One thing that you’ve brought up is that the Pickens Plan not only makes sense given our resources, but the timing couldn’t be better.
That’s right. I believe that the Pickens Plan can really help jump start our economy and get us out of the economic slump that we’re in through reduction of that huge transfer of wealth that goes to foreign nations as we decrease our dependence on foreign oil as well.

And thanks to infrastructure projects, the Pickens Plan will also mean new jobs: building transmission lines for wind power, building the appropriate CNG stations for compressed natural gas run vehicles, building biomass plants. So we’re doing everything we can to help out in Oklahoma.

Give us an example.
We are in the process of encouraging, facilitating and incentivising the development of the all-important transmission lines—the grid —to get power from the remote areas of the state into the urban areas that use the power. This is one of the many places where Oklahoma is really exactly in line with the Pickens Plan. 

Oklahoma is making a full-scale effort to develop its alternative energy industries.
We are. A couple of years ago at my request, we created the Oklahoma Bioenergy Center, which is a consortium of researchers from both the public sector from Oklahoma State University, Boone’s alma mater, as well as the University of Oklahoma, my alma mater, and the private Noble Foundation. Of course the Noble Foundation has led the world in plant genomics and the engineering of plant genes. So it’s a perfect partnership and collaboration. Right now they are focusing on developing a renewable clean biofuel made from perennial grasses like switchgrass, which doesn’t compete for human or animal feed.

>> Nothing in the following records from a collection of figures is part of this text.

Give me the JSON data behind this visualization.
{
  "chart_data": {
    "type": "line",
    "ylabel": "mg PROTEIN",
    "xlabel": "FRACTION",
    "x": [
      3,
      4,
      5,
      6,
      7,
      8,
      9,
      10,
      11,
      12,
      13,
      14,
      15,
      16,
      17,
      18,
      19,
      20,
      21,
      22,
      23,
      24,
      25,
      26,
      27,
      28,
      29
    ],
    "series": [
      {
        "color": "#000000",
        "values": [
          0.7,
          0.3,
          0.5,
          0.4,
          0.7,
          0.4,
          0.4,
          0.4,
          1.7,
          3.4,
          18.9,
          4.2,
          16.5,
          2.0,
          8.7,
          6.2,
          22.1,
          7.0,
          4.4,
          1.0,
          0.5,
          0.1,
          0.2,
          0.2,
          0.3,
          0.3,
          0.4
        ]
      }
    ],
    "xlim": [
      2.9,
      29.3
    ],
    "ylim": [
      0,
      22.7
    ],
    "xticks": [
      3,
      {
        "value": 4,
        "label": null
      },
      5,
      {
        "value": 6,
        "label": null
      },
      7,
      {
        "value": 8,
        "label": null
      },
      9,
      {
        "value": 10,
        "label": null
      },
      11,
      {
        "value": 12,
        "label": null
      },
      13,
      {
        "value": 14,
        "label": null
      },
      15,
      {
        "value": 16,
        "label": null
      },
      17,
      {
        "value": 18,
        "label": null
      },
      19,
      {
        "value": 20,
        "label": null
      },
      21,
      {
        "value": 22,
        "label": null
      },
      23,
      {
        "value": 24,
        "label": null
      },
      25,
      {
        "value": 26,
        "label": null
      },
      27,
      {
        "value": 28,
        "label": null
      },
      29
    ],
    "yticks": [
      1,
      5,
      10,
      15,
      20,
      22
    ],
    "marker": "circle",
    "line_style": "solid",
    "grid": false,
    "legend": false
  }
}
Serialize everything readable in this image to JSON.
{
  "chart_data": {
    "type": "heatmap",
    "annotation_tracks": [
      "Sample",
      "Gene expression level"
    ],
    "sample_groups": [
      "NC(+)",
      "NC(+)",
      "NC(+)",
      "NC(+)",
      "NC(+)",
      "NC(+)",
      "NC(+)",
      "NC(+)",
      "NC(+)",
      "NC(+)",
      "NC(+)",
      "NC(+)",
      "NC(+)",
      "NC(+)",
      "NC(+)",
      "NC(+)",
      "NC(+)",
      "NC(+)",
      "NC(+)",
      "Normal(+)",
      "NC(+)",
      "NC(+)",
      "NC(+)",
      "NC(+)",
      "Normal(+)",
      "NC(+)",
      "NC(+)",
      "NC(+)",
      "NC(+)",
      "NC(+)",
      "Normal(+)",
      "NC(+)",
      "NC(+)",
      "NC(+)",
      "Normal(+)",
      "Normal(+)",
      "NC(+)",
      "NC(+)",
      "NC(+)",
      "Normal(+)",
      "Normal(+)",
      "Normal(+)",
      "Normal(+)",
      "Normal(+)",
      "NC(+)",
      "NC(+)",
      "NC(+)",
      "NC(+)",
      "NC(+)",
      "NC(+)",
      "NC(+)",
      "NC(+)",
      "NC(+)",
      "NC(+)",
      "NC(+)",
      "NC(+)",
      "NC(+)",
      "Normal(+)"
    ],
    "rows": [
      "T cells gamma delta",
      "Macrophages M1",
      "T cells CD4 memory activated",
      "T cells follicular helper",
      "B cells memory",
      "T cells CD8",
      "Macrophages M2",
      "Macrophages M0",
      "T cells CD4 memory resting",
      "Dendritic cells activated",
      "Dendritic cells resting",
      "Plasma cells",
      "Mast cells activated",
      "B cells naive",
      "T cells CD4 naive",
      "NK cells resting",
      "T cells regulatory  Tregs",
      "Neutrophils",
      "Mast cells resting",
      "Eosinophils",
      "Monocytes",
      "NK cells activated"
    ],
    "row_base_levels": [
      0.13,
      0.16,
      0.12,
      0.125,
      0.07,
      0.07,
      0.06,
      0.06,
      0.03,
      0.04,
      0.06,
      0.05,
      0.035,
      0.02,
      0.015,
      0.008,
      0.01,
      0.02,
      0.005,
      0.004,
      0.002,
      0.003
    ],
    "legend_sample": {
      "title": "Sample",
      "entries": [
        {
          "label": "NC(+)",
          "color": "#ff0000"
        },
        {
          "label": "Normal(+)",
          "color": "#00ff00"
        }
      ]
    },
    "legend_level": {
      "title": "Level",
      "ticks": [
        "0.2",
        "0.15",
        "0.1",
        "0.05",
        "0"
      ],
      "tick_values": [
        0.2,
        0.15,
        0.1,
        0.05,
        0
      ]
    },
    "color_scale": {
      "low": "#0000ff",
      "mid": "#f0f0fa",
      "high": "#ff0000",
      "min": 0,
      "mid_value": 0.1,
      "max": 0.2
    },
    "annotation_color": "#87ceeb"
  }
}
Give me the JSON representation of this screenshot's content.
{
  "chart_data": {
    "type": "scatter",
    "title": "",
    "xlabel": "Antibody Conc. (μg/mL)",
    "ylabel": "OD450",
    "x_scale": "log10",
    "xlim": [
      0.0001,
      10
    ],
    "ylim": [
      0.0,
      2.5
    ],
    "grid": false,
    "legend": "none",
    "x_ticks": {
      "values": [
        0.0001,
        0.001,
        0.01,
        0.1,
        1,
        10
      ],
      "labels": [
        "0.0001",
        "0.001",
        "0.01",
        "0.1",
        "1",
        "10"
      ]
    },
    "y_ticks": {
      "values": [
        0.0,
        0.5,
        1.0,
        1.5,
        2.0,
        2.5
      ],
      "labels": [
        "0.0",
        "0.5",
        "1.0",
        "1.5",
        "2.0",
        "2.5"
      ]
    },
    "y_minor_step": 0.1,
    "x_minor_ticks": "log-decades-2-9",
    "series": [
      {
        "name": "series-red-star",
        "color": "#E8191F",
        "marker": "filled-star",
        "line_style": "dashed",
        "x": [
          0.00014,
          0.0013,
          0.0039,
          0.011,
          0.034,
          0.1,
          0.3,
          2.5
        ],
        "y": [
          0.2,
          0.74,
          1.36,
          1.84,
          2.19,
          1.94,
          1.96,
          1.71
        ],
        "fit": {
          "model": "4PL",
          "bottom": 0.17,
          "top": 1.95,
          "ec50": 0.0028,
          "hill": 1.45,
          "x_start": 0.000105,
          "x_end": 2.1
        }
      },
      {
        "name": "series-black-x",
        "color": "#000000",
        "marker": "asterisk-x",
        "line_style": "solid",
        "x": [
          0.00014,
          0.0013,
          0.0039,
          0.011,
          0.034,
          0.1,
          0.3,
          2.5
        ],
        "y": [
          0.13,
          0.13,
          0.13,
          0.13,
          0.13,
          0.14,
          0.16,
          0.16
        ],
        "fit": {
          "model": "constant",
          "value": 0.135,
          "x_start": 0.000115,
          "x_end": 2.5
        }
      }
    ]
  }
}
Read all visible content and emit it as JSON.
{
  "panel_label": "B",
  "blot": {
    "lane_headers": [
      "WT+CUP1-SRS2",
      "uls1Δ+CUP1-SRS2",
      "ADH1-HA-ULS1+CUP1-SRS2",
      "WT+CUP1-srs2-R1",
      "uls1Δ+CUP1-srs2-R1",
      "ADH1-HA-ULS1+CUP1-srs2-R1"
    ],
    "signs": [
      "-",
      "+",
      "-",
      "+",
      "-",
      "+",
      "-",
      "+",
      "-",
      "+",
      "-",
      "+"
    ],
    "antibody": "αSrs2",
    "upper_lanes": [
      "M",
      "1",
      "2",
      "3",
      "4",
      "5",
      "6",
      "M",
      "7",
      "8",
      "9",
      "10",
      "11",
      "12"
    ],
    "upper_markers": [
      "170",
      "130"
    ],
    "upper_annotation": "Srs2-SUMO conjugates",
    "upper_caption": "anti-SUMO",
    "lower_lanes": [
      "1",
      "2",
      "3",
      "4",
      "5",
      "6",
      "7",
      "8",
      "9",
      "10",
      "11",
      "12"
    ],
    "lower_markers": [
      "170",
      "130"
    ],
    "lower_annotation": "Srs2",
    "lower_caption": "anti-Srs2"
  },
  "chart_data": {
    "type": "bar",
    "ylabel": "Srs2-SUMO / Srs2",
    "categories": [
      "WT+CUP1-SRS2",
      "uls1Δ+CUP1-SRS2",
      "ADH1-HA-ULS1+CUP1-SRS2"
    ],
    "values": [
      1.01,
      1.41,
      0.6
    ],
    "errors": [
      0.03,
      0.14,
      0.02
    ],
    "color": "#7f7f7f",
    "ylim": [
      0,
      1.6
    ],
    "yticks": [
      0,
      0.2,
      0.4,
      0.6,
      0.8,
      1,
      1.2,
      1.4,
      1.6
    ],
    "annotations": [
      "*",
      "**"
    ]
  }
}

That’s been one of the major beefs about corn ethanol.
Right. Corn ethanol is certainly problematic because it competes for food sources for both humans and our domestic livestock. So Oklahoma has really taken the lead in the research and development of biofuels.

What about wind?
Oklahoma is perfectly situated along this wind corridor that Boone refers to as the Saudi Arabia of wind. This corridor runs from Texas up through Oklahoma, Kansas, Nebraska, the Dakotas, and into Canada. And we’re perfectly situated to take advantage of that. If you look at the climatological reports, Oklahoma has as much wind as anybody. Out in the Panhandle, we have an average wind of 13 miles an hour each day.

What an untapped resource.
That’s right: an average wind speed of 13 miles per hour day and night. We understand that we’ve got to do something to reduce our dependence on foreign oil. That it’s critically important for national security purposes as well as protection of the environment, economic development, and the future prosperity of our economy.